Meine Eltern werden alt – Teil 44

Meine Eltern werden alt  – Teil 44

 Mitte Februar 2013

Gestern bin ich einfach nicht hingefahren. Ich habe stattdessen die Steuererklärung, zu der Muddi und Vaddi aufgefordert wurden, für die beiden gemacht und im Finanzamt abgegeben.

Ich habe aber trotzdem die ganze Zeit ein schlechtes Gewissen gehabt. Das muss aufhören!!!

Vorgestern wusste Muddi nicht einmal mehr, ob sie beim Karnevalsfest war, dabei habe ich sie doch selber runter gefahren und zu Vaddi gesetzt.

An diesem Tag habe ich im Internet ein tolles Video gefunden. Es heißt ~ Das Leben, eine Geschichte zum Nachdenken ~. Es hat eine sehr schöne Musik. Mir kommen sofort die Tränen, als ich den dazugehörigen Text lese.

Ich schneide ja gerne immer solche Filme von früher auf dem Computer, ich habe fast alle Super 8 Filme von Vaddi neu aufgenommen und mit Musik und – oder Geräuschen versehen.

Jetzt übernehme ich diesen Text und Musik und spiele eigene Bilder von Muddi und Vaddi auf. Und heule erst mal eine Runde.

 ~ Wenn ich nicht mehr so gut laufen kann, dann nimm mich bei den Händen und halte mich so, wie ich es früher mit dir gemacht habe, als du klein warst ~

Das mache ich gerade bei Muddi und immer wieder zuhören, das muss ich bei Vaddi.

Sehr ergreifend und es gibt mir wieder Kraft, für sie da zu sein.

Beide haben mich nicht gefragt, wieso ich gestern nicht da war. Wahrscheinlich haben die es nicht bemerkt.

Nachdem Muddis Hautklammern von ihrer Operation entfernt wurden, gehe ich mit Muddi zum Sofa, es geht schon etwas besser und wir sehen uns zusammen die “Aktuelle” an. Die hatte sie früher immer gelesen. Nach einer Seite hatte sie nicht mehr hingehört und wir machen zusammen Kreuzworträtsel. D.h. ich frage sie und sie gibt mir die Antwort. Aber das Rätsel ist zu groß und es strengt sie sichtlich an, so zu überlegen. Morgen machen wir weiter, verspreche ich. Ich lasse sie auf dem Sofa sitzen, lege die Klingel dazu und sage der Schwester Bescheid.

Dann geht’s zu Vaddi. Er sitzt im Schlafanzug auf dem Sofa, Jeans und Pullover liegen daneben. Zusammen mit mir zieht er sich um. Er erzählt mir, dass der Pfleger Jupp sich seine Zeiten auch so backen würde, wie es ihm in den Kram passt.

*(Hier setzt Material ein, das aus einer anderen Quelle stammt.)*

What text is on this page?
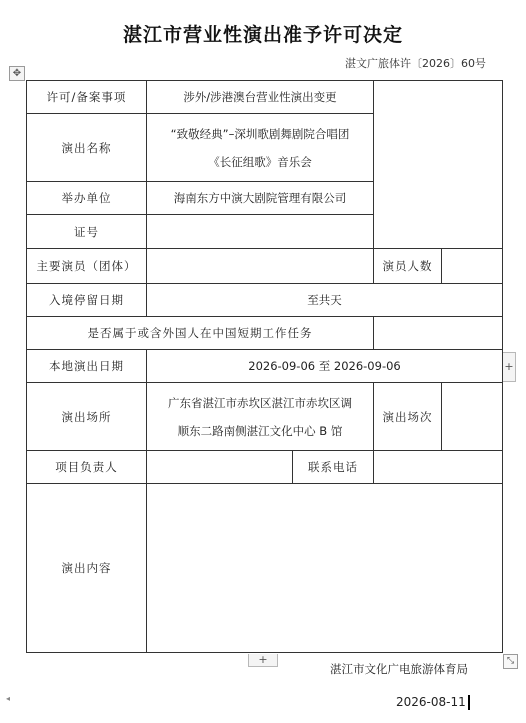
湛江市营业性演出准予许可决定
湛文广旅体许〔2026〕60号
✥
许可/备案事项	涉外/涉港澳台营业性演出变更			
演出名称	“致敬经典”–深圳歌剧舞剧院合唱团
《长征组歌》音乐会			

举办单位	海南东方中演大剧院管理有限公司			
证号				
主要演员（团体）			演员人数	
入境停留日期	至共天			
是否属于或含外国人在中国短期工作任务				
本地演出日期	2026-09-06 至 2026-09-06			
演出场所	广东省湛江市赤坎区湛江市赤坎区调
顺东二路南侧湛江文化中心 B 馆		演出场次	
项目负责人		联系电话		
演出内容				
+
+	⤡
湛江市文化广电旅游体育局
2026-08-11
◂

Ich verstehe nicht was er meint und er erklärt, dass er gestern Vormittag (Jupp macht nur noch Nachtdienst…) einfach Vaddi ausgezogen hätte, zum Bett gebracht, Licht aus, Gute Nacht, jetzt wird geschlafen.

Dabei war es doch erst Nachmittag!!!

Er ist dann (am Vor – Nachmittag…) im Dunkeln wieder zum Sofa. Jupp soll ihn mal nicht für blöde erklären.

Ich habe überhaupt keine Lust mehr, die beiden zu besuchen!!!